| |
| |
| |
Buitenlandsche literatuur
Colette Willy. La paix chez les bêtes. G. Crès. Paris 1916.
Ik geloof dat nog velen zich van deze uitnemende schrijfster eene verkeerde voorstelling maken. Hare vier romans over Claudine, die naast vele oppervlakkige en kleurlooze hoofdstukken voortreffelijke bladzijden bevatten, behooren tot de meest gelezen boeken, en hebben er wellicht veel toe bijgedragen om haar de reputatie te geven eener talentvolle, maar lichtzinnige en eenigszins perverse schrijfster. Zoo blijft de meest interessante zijde van haar merkwaardig talent in de schaduw. Dit talent komt niet zoo sterk tot uiting in hare romans dan wel in hare kleine schetsen. Het zijn trouwens deze die hare romans, niettegenstaande hun zwakken bouw en weinig diepte, eene groote aantrekkelijkheid verleenen, zoodat men die werken - en dit geldt zoowel voor de serie van Claudine als voor l'Ingénue libertine, La Vagabonde en l'Entrave - met groot genoegen leest om de delicate scènes die er in verwerkt worden. Maar romans in den eigenlijken zin zijn deze werken allerminst. Zij zijn hoogstens min of meer waarschijnlijke autobiographische bijzonderheden van eene echte vrouwelijke psychologie, die eene groote bekoorlijkheid hebben door hunne spontane natuurlijkheid en door den levendigen, gevoeligen stijl.
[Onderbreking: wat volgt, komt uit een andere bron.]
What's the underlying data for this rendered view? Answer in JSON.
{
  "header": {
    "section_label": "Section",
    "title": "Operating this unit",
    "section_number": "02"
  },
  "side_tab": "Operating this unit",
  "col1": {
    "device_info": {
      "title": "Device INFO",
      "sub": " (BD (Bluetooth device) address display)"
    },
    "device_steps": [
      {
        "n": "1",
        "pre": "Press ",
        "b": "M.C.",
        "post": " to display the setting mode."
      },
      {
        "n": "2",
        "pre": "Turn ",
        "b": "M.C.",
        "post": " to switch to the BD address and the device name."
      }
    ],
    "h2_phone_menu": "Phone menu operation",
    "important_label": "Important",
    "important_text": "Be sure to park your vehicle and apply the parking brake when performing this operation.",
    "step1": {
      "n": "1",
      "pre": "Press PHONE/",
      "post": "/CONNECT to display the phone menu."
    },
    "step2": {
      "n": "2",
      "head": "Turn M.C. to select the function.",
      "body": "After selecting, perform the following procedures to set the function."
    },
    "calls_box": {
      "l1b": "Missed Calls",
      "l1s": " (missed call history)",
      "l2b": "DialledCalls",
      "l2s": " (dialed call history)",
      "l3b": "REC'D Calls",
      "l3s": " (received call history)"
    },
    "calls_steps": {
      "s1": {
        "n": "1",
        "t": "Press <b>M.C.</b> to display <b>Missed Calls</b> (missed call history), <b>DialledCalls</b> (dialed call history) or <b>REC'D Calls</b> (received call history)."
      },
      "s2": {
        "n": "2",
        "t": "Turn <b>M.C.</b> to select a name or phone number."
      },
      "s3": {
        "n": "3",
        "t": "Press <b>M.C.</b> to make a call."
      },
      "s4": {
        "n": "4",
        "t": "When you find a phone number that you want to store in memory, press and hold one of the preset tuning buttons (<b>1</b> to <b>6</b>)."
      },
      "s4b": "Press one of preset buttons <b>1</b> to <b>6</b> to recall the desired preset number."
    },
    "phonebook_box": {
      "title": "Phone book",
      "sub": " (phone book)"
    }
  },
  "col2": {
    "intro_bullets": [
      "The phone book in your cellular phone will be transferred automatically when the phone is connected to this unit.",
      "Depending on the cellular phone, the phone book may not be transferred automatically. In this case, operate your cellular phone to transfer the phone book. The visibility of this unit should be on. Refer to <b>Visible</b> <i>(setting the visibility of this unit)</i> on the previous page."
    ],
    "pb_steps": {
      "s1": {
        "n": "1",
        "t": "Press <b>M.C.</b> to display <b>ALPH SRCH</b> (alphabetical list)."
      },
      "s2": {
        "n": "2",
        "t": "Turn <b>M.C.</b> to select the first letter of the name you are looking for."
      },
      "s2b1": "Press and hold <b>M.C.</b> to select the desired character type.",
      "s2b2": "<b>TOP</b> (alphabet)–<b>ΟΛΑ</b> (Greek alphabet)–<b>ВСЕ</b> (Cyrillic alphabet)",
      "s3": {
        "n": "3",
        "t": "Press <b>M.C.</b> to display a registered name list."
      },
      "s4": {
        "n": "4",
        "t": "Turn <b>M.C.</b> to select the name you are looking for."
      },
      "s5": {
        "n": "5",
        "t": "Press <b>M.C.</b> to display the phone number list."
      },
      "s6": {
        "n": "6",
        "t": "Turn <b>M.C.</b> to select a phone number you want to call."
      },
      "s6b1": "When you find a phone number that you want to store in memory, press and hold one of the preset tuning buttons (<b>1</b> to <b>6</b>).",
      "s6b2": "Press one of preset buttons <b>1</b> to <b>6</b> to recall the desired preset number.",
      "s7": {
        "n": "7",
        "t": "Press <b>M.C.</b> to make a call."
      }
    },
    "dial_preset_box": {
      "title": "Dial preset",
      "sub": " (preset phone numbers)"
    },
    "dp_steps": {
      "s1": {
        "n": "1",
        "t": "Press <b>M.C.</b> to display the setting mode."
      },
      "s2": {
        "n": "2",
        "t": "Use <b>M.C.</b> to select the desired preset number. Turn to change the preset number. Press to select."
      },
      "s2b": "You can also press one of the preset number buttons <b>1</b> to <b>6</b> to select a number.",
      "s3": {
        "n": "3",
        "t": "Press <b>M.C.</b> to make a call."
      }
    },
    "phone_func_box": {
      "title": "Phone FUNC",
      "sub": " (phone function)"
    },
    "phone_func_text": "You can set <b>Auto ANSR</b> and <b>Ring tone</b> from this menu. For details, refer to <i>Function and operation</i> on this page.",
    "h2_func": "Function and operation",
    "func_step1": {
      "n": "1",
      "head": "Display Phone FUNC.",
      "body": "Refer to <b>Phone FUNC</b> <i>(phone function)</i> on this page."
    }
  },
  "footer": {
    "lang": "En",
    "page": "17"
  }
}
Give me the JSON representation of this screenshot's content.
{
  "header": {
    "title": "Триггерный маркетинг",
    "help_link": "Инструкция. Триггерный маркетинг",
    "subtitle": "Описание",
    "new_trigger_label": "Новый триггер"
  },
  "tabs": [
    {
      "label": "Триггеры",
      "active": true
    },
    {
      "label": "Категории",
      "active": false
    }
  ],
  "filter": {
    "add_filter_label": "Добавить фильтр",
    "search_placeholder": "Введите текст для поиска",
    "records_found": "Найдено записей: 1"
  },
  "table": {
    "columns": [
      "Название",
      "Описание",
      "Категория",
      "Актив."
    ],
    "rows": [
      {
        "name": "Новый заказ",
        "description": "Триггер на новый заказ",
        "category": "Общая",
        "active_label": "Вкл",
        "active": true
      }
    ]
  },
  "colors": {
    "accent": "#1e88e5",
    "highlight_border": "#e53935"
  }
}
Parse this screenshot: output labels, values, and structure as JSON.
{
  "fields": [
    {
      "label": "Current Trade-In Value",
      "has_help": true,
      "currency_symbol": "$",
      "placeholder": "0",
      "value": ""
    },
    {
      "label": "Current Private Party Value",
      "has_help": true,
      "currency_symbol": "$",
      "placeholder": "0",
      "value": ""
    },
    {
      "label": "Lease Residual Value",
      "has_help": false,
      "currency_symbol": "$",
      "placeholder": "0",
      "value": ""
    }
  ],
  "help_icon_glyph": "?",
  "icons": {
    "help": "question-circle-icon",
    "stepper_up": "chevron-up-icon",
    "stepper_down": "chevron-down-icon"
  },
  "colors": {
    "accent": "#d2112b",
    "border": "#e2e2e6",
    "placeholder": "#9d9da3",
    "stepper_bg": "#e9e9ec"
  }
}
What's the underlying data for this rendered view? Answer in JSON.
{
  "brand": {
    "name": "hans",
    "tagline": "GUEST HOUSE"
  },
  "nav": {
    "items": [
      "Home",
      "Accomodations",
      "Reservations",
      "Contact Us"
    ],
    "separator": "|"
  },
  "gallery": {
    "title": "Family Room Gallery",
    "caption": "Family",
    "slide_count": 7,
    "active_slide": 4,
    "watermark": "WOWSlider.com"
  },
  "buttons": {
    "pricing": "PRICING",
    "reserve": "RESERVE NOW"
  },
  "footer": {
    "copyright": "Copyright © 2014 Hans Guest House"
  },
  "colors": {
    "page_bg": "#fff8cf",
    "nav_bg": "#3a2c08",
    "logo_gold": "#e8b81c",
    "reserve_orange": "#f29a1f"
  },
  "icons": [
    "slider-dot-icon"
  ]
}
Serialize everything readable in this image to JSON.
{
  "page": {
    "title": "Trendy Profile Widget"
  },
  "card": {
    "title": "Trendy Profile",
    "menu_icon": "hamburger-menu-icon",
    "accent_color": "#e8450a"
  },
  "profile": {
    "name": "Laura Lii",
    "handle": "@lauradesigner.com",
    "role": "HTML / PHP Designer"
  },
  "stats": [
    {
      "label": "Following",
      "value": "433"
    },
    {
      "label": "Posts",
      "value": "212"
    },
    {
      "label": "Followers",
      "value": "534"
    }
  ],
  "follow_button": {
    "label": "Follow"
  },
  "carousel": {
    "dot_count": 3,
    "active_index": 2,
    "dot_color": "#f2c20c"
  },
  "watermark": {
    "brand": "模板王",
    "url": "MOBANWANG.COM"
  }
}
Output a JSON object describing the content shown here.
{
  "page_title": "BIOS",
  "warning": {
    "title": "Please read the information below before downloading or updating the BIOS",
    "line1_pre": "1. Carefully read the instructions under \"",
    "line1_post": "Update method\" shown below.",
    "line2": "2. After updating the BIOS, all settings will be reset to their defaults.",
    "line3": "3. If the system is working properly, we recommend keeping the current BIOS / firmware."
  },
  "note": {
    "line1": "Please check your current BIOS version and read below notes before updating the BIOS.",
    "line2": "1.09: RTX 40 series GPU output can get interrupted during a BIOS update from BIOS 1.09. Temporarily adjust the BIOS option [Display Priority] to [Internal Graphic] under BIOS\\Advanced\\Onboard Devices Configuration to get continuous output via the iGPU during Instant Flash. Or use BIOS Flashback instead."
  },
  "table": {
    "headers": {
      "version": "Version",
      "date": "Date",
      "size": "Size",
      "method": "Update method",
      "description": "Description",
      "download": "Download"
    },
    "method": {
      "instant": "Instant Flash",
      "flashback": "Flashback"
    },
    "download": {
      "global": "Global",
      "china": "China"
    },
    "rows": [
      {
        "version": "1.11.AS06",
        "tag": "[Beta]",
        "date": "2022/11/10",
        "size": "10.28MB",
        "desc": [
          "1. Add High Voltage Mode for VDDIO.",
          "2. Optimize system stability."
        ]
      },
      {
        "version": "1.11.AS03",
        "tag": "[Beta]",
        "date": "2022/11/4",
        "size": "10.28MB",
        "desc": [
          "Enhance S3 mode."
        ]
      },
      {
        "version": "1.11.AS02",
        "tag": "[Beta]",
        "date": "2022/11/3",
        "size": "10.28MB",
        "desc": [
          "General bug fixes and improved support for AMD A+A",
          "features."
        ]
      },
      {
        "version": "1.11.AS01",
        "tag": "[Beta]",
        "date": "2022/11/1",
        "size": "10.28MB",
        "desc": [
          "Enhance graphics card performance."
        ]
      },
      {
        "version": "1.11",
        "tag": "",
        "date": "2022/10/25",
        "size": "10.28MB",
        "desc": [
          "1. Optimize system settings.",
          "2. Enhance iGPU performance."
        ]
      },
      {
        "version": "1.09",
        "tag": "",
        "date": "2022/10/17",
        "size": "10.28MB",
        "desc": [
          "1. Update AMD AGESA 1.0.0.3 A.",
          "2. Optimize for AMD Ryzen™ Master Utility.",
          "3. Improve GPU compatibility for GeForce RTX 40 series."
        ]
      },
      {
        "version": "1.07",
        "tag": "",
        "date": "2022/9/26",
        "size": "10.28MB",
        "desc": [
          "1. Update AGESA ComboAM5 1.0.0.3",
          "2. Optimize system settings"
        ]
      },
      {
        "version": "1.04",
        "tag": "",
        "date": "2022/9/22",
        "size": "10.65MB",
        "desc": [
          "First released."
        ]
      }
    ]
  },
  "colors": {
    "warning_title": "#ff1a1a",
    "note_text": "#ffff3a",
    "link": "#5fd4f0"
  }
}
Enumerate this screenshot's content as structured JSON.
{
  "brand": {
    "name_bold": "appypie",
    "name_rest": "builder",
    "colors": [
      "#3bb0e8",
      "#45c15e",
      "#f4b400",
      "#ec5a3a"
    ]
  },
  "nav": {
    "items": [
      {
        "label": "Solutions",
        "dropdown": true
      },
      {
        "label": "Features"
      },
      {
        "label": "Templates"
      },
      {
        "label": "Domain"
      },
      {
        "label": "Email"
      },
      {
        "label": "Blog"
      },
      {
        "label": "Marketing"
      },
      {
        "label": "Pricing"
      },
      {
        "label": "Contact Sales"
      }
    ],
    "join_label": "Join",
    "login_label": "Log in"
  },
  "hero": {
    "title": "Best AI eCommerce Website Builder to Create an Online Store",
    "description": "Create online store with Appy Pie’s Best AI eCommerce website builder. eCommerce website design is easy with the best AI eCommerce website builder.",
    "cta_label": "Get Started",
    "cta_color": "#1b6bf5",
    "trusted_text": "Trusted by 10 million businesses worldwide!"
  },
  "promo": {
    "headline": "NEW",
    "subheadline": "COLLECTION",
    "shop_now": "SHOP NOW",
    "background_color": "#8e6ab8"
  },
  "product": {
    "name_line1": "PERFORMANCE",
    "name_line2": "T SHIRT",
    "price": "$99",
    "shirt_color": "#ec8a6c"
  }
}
Geheel de literaire persoonlijkheid van Colette Willy wordt volmaakt weergegeven in haar meesterwerk Sept dialogues des bêtes; men vindt deze ook terug in Les vrilles de la vigne, L'envers du Music-hall en in haar laatste boek La paix chez les bêtes. Van alle schrijvende vrouwen is zij de meest vrouwelijke, zonder één dier hinderlijke hoedanigheden of gebreken, die den literairen arbeid van dames zoo ongenietbaar maken. Voor haar is het schrijven niet ‘een hoog ideaal’ noch ‘eene heilige taak’ maar eene behoefte en een genot; zij schrijft met groote vreugde, uit een soort van geestelijke coquetterie, zooals zij zich tooien zou met een mooi kleed of een mooien hoed om hare vrouwelijke bevalligheid te verhoogen. Elke pose is haar vreemd en alle sentimentaliteit. Bovendien weet zij wat humor is; en dat alleen onderscheidt haar zoo gunstig van alle literaire dames. Nog is het waar wat de fijngevoelige dichter Francis Jammes
| |
| |
schreef in de voorrede van haar eerste boek: ‘Mme Colette Willy se lève aujourd, hui sur le monde des Lettres comme la poétesse - enfin! - qui, du bout de sa bottine, envoie rouler du haut en bas du Parnasse toutes les muses fardées, laurées, cothurnées et lyrées...’
Hoe dicht staat zij bij de natuur met hare kinderlijke, vrouwelijke ziel. In deze wereldsche dame uit het mondaine Parijs leeft nog de beminnelijke eenvoud van den mensch uit den oertijd, voor wien het bonte leven der dieren, insekten en bloemen geen geheimen had. Wanneer de luie angorakat haar statige kop tegen haar aanwrijft, of de kleine bull-dog haar met zijn ronde kikker-oogen aankijkt, dan weet zij wat zij zeggen willen, en aan ons, beschaafde literaire menschen der XXe eeuw, wil zij het schoone geheim wel meedeelen dat door onze beschaving ging verloren. Meent gij dat dit onbelangrijk is en denkt gij: ‘homo sum’... Ja; maar zoo groot is haar talent, zoo scherp haar oog, dat aan het einde van het boek waarin alleen over dieren wordt verhaald, de lezer bekennen moet dat zijn blik zooveel dieper is geworden, niet alleen op de verborgen wereld die hem werd ontsluierd, maar ook op de menschheid, waarover in die bladzijden haast niet wordt gesproken.
| |
Jacques-Emile Blanche. Cahiers d'un artiste. I, II, III. Emile-Paul frères. Paris 1915, 1916, 1917.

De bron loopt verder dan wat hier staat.